Financing, too, becomes a stress test. When shocks occur, financing systems reveal their deepest design choices: who is protected, what services are prioritised, and how quickly resources can be reallocated without creating new inequities. Purchasing and contracting decisions can incentivise quality and efficiency, but they can also produce perverse incentives if not carefully designed. The question is not simply how much money is available, but how intelligently it is pooled, purchased, and governed to preserve outcomes under stress.

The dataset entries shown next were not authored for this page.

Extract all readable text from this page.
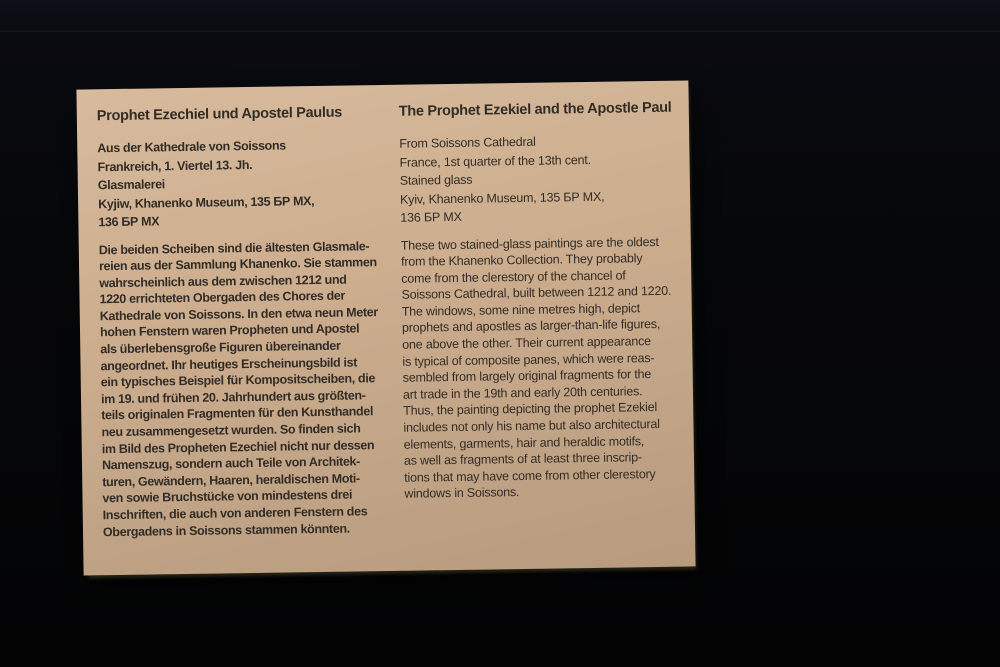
Prophet Ezechiel und Apostel Paulus
Aus der Kathedrale von Soissons
Frankreich, 1. Viertel 13. Jh.
Glasmalerei
Kyjiw, Khanenko Museum, 135 БР МХ,
136 БР МХ
Die beiden Scheiben sind die ältesten Glasmale-
reien aus der Sammlung Khanenko. Sie stammen
wahrscheinlich aus dem zwischen 1212 und
1220 errichteten Obergaden des Chores der
Kathedrale von Soissons. In den etwa neun Meter
hohen Fenstern waren Propheten und Apostel
als überlebensgroße Figuren übereinander
angeordnet. Ihr heutiges Erscheinungsbild ist
ein typisches Beispiel für Kompositscheiben, die
im 19. und frühen 20. Jahrhundert aus größten-
teils originalen Fragmenten für den Kunsthandel
neu zusammengesetzt wurden. So finden sich
im Bild des Propheten Ezechiel nicht nur dessen
Namenszug, sondern auch Teile von Architek-
turen, Gewändern, Haaren, heraldischen Moti-
ven sowie Bruchstücke von mindestens drei
Inschriften, die auch von anderen Fenstern des
Obergadens in Soissons stammen könnten.
The Prophet Ezekiel and the Apostle Paul
From Soissons Cathedral
France, 1st quarter of the 13th cent.
Stained glass
Kyiv, Khanenko Museum, 135 БР МХ,
136 БР МХ
These two stained-glass paintings are the oldest
from the Khanenko Collection. They probably
come from the clerestory of the chancel of
Soissons Cathedral, built between 1212 and 1220.
The windows, some nine metres high, depict
prophets and apostles as larger-than-life figures,
one above the other. Their current appearance
is typical of composite panes, which were reas-
sembled from largely original fragments for the
art trade in the 19th and early 20th centuries.
Thus, the painting depicting the prophet Ezekiel
includes not only his name but also architectural
elements, garments, hair and heraldic motifs,
as well as fragments of at least three inscrip-
tions that may have come from other clerestory
windows in Soissons.
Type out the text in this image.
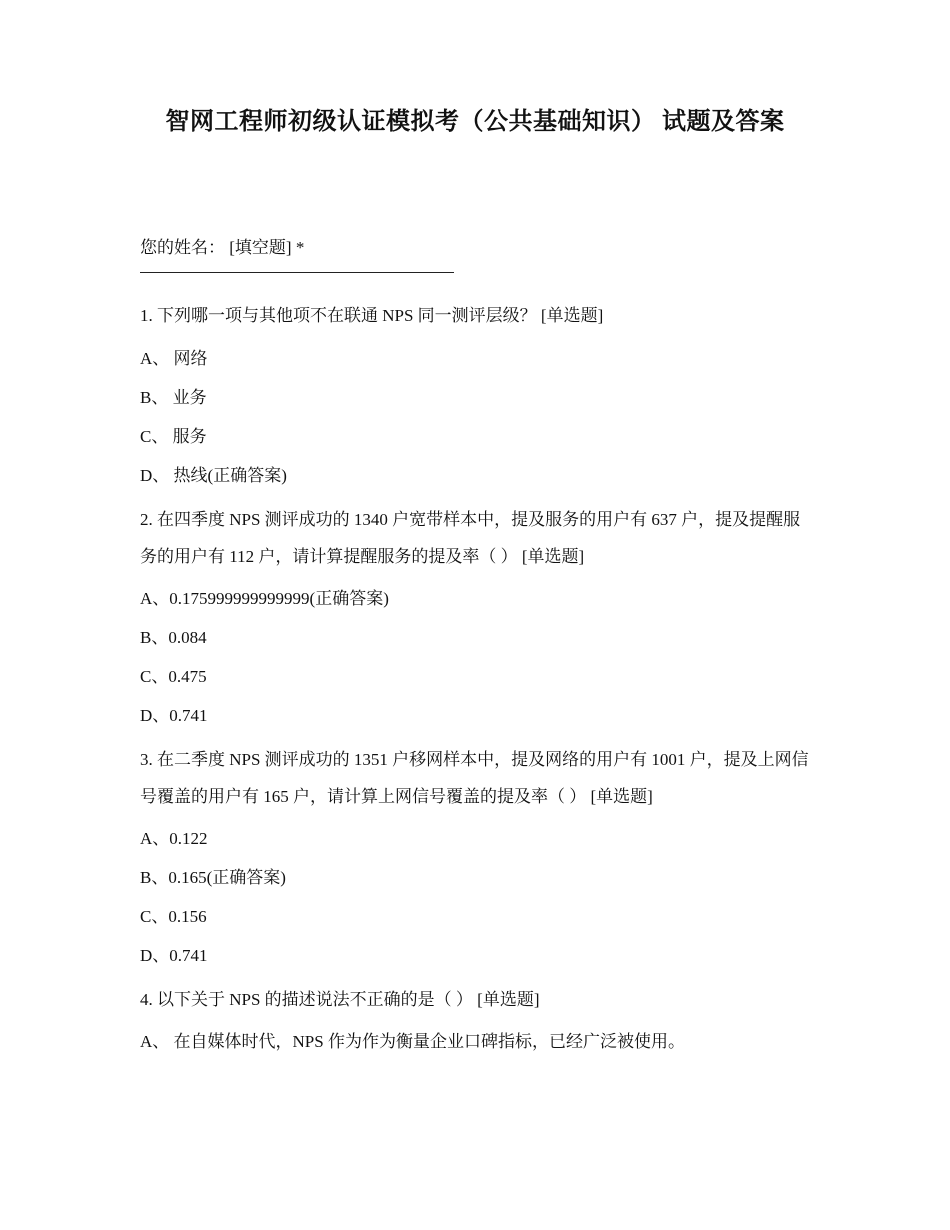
智网工程师初级认证模拟考（公共基础知识） 试题及答案
您的姓名： [填空题] *
1. 下列哪一项与其他项不在联通 NPS 同一测评层级？ [单选题]
A、 网络
B、 业务
C、 服务
D、 热线(正确答案)
2. 在四季度 NPS 测评成功的 1340 户宽带样本中，提及服务的用户有 637 户，提及提醒服务的用户有 112 户，请计算提醒服务的提及率（ ） [单选题]
A、0.175999999999999(正确答案)
B、0.084
C、0.475
D、0.741
3. 在二季度 NPS 测评成功的 1351 户移网样本中，提及网络的用户有 1001 户，提及上网信号覆盖的用户有 165 户，请计算上网信号覆盖的提及率（ ） [单选题]
A、0.122
B、0.165(正确答案)
C、0.156
D、0.741
4. 以下关于 NPS 的描述说法不正确的是（ ） [单选题]
A、 在自媒体时代，NPS 作为作为衡量企业口碑指标，已经广泛被使用。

And then there is the connective tissue that often gets overlooked until it fails: supply chains. In many contexts, resilience collapses not because of a lack of clinical knowledge, but because essentials do not reach the point of care: medicines, diagnostics, oxygen, spare parts, consumables. Strengthening supply chains is not a technical footnote; it is central to continuity, trust, and system credibility.

Building capabilities that endure

Yet system levers are only part of the story. Resilience must be sustained over time, which means building capabilities (digital, institutional, human, and relational) that allow systems to learn and adapt. This year’s themes also examine how digital tools can strengthen resilience without becoming a new source of fragility. Digital systems can improve visibility, coordination, and responsiveness; they can also amplify inequities, introduce new vulnerabilities, or create governance gaps if trust, privacy, and accountability are not designed in from the start. The future will belong to systems that treat digital not as an add-on, but as infrastructure, with ethics, security, and stewardship at the centre.

Equally important is the workforce: not only staffing numbers, but the ability to deploy skills where they are needed, protect staff wellbeing, and create teams that can operate effectively under pressure. Communities, too, are not passive recipients in resilient systems; they are co-producers of health. Trust, risk communication, community engagement, and the legitimacy of institutions often determine whether technical interventions succeed. Resilience is ultimately social as much as it is clinical.